ネイチャー初投稿時の一人目の査読者は、「結論を支えるデータと説明は非常に推論的で予備的だ」など、論文の主張に対して批判し「残念ながらこのまま論文を掲載することはお勧めしない」とのべながらも、その後に、個々の図表類についての問題点や疑問点、改良点を23項目にわたり挙げた。不思議なことに、二人の査読者のコメントのどこにも、小保方氏が紹介した「細胞生物学の歴史を愚弄している」という言葉は見当たらなかった。
「より信頼性が高く正確に検証された追加の実験結果がないままセルで紹介できる自信がない」と結論付けた二人目の査読者は、「研究の妥当性を評価うるために明確にすべき観点」を9項目、細かい指摘を11項目挙げ、後者の中では、「文献は最新のものを参照すべき」というアドバイスとともに文献をいくつも紹介していた。
次に気づいたのは、そうした丁寧な指摘の数々が、次の登校時に生かされた形跡がほとんど見られないということだ。つまり、投稿の回を重ねても、同じような指摘が再びなされているのである。
私たちが最も注目したのは、「新たな万能性細胞」の存在を根本から疑い、別の現象の見間違いである可能性を示唆したり、あるいは根拠となるデータやその分析の不十分さに言及したりするコメントがいくつもあることだ。
 懐疑的な姿勢をあらわにしたのはサイエンスの一人目の査読者だった。――細胞の塊ができたのは、実験室内でES細胞が混入し、生き残って塊を形成したためだろう――と推測した。
ES細胞混入の可能性は、疑義発生後間もない時期からささやかれ、すでに見てきたように、理研の遠藤上級研究員による公開データの解析から、少なくとも遺伝子データを解析したときの「STAP細胞」はES細胞だった可能性が高まっている。すでに2012年の段階で、著者たちが同じ指摘を受けていたことは驚きだった。
それでは、採択に至ったネイチャーの再投稿時はどのように審査されたか。査読者は3人になった。
再投稿の際、論文は主論文の「アーテイクル」と第二論文の「レター」の二本構えになった。アーテイクル論文の主旨はそれまでの投稿論文とほぼ同じ。
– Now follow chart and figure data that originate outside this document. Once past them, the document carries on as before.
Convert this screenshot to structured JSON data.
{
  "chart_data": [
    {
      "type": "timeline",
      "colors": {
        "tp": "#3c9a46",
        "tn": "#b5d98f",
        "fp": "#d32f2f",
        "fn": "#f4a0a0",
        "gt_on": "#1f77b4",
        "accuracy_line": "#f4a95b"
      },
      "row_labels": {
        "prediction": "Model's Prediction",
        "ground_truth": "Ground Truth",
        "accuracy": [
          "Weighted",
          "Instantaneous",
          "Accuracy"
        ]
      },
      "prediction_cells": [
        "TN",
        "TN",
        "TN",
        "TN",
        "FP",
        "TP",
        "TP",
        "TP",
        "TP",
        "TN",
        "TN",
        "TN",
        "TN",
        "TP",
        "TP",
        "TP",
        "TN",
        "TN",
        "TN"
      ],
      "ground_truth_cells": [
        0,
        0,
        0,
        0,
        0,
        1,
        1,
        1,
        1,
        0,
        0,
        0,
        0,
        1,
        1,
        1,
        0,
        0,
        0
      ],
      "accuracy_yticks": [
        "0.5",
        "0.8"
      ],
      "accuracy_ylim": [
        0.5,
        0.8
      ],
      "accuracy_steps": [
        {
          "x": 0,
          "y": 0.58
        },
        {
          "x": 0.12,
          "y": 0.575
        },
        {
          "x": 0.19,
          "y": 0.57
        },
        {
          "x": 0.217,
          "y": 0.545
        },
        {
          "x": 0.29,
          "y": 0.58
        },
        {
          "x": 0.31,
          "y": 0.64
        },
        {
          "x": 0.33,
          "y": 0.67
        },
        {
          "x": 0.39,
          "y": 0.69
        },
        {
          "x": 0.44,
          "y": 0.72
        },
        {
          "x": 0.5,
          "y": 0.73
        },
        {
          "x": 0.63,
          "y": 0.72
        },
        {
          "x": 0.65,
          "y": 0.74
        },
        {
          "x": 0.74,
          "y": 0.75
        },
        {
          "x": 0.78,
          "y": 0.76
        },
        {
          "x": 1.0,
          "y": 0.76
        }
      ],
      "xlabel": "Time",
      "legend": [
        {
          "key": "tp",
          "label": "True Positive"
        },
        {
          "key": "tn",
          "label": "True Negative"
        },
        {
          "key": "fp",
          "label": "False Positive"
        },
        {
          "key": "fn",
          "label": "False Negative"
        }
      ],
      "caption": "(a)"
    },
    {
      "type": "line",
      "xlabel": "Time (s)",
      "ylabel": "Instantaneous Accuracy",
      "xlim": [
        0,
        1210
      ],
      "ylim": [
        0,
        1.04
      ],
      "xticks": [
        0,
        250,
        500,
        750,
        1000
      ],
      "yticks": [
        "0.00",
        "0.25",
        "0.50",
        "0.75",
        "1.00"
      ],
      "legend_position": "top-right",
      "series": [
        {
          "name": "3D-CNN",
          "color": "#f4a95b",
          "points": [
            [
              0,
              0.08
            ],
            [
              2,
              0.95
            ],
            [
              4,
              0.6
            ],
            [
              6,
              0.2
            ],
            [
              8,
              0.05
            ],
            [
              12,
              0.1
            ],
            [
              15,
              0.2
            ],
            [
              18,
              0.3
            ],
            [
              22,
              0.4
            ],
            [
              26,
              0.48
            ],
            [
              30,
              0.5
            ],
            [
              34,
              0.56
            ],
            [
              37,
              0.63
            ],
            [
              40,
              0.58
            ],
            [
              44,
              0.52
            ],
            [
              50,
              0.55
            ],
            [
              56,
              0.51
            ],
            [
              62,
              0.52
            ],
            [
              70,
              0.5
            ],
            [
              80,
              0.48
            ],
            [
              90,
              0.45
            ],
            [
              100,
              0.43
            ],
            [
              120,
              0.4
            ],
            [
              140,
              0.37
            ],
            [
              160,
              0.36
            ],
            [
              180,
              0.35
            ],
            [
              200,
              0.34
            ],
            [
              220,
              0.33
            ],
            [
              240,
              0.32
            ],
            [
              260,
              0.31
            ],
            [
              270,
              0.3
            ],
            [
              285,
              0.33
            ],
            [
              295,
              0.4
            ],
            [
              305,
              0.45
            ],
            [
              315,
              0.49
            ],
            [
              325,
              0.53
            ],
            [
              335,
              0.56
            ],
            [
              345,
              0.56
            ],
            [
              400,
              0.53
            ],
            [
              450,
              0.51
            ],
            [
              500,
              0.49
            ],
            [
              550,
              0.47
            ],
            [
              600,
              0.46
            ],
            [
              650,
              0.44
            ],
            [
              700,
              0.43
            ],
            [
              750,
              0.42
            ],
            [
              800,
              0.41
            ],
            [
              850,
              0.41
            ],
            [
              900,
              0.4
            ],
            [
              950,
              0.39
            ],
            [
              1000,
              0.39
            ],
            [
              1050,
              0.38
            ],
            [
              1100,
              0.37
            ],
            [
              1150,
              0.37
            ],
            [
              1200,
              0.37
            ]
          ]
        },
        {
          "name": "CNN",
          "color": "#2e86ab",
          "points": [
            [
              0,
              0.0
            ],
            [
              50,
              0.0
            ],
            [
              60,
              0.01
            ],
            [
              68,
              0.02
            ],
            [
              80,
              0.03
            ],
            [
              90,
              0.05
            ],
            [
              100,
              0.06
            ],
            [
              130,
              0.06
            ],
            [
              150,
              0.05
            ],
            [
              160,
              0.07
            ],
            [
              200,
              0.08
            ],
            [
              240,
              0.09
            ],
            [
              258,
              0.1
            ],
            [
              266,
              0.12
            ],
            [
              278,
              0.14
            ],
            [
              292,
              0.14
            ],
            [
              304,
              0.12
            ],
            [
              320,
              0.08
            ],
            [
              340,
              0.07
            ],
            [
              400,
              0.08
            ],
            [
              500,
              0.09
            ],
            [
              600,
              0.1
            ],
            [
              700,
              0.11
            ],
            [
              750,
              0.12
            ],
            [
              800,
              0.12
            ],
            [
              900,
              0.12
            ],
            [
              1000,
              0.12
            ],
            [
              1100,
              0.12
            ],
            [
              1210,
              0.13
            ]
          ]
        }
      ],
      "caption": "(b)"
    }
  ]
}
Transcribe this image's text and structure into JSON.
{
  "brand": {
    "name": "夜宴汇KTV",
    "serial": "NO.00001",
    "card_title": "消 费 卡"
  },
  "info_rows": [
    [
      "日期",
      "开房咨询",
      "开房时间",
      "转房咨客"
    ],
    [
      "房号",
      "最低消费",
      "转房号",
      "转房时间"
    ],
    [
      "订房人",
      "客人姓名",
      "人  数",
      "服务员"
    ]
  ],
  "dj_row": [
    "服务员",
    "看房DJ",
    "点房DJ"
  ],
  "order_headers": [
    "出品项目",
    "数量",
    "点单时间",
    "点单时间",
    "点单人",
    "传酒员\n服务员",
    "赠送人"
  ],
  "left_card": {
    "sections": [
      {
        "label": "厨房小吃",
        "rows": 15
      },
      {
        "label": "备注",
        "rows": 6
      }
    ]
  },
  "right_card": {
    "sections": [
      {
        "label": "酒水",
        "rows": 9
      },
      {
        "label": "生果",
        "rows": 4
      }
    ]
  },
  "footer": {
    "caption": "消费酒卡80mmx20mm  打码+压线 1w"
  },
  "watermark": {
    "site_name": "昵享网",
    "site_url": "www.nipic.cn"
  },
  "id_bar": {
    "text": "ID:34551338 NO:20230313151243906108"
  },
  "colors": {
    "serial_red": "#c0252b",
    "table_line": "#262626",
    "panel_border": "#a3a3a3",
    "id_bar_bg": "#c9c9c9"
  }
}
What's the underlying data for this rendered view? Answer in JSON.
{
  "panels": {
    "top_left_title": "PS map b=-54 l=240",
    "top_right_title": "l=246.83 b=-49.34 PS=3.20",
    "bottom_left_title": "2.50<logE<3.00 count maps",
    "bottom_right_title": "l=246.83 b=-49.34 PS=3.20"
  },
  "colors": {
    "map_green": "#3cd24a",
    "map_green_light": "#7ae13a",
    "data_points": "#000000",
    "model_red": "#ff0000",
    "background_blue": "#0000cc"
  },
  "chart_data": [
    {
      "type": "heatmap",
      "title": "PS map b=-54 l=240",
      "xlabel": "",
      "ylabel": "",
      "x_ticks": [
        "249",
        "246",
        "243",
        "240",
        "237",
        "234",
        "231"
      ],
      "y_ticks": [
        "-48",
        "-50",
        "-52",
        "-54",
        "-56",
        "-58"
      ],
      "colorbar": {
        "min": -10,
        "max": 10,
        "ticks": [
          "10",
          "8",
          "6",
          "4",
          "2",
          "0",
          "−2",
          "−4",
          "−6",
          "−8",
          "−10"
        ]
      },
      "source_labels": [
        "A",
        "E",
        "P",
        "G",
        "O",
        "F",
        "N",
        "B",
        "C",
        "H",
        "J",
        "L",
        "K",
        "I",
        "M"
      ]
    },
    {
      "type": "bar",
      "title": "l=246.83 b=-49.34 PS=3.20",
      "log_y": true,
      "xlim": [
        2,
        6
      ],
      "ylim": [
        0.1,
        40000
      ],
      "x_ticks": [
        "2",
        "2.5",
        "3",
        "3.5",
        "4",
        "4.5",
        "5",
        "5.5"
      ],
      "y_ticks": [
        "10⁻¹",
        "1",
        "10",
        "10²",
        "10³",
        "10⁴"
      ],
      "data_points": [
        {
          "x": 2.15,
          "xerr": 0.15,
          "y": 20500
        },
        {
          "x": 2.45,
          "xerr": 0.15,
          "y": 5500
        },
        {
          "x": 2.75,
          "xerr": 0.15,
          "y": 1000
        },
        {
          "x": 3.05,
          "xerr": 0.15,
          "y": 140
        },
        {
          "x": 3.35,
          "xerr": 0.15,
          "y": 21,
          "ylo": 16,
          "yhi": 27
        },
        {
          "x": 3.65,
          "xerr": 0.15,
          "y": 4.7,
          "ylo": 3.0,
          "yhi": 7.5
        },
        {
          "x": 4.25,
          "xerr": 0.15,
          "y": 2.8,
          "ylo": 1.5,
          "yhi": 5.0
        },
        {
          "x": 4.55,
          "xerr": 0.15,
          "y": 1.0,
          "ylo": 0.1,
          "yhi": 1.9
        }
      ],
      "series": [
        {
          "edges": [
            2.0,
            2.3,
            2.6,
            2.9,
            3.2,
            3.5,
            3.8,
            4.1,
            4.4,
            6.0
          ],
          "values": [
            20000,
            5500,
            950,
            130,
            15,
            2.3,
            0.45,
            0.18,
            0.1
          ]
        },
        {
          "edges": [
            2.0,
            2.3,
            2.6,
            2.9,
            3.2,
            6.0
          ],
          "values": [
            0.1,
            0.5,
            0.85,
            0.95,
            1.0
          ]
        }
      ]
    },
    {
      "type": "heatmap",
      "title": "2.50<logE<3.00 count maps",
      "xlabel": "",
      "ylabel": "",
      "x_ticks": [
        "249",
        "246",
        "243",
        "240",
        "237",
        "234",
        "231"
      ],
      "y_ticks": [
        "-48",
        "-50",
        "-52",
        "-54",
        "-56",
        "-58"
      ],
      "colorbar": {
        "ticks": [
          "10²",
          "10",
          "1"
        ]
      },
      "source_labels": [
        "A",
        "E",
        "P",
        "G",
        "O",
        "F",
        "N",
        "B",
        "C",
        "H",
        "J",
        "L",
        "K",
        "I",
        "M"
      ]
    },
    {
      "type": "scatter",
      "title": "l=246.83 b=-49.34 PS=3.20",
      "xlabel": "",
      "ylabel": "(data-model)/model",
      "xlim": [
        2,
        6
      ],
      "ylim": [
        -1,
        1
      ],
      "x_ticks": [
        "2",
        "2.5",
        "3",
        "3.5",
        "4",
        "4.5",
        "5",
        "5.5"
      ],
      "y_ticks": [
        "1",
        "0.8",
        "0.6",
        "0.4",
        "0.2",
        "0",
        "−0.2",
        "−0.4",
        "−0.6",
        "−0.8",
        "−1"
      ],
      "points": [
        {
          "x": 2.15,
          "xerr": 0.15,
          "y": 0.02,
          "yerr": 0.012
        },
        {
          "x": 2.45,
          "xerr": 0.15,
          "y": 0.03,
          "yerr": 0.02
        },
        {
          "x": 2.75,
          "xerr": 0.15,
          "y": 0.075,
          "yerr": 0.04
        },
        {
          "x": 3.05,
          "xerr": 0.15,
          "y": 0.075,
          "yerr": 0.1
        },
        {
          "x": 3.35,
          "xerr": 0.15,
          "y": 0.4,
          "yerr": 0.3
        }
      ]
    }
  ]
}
新たに書き起こされたレター論文は、胎盤にも分化するというSTAP細胞の特性や、いずれもSTAP細胞から樹立した二つの幹細胞――ES細胞に似たSTAP幹細胞と胎盤にも分化するFI幹細胞――についてまとめられていた。

以上を呼んで到達した私の結論。
STAP細胞の存在を結論づけるには、ネイチャー投稿論文にはデータが不十分で、問題があった。結論を確認する追加実験が必要だったが、それはなされなかった。ES細胞の混入ミスは、最初の査読時点に指摘されていた。
 ネイチャーが二度目に掲載を決めたのは、笹井氏や若山市が共著者に加わり、中でも若山氏(クローン羊ドリーをキメラマウスを作ることで確認)ら、この分野で著名な学者が共著者に入ったことから、編集者が掲載の誘惑に勝てなかった。
では、笹井氏らは、なぜ論文のミスに気付かなかったか。「STAP細胞はips細胞を凌駕する」。もし事実なら大発見!国の予算獲得に効果抜群!の錯覚が事実を見誤らせた。
小保方氏は、実験ミスしたのか、それとも意図的にデータを捏造したのか、後者だとしたら、大変な才能の持ち主である。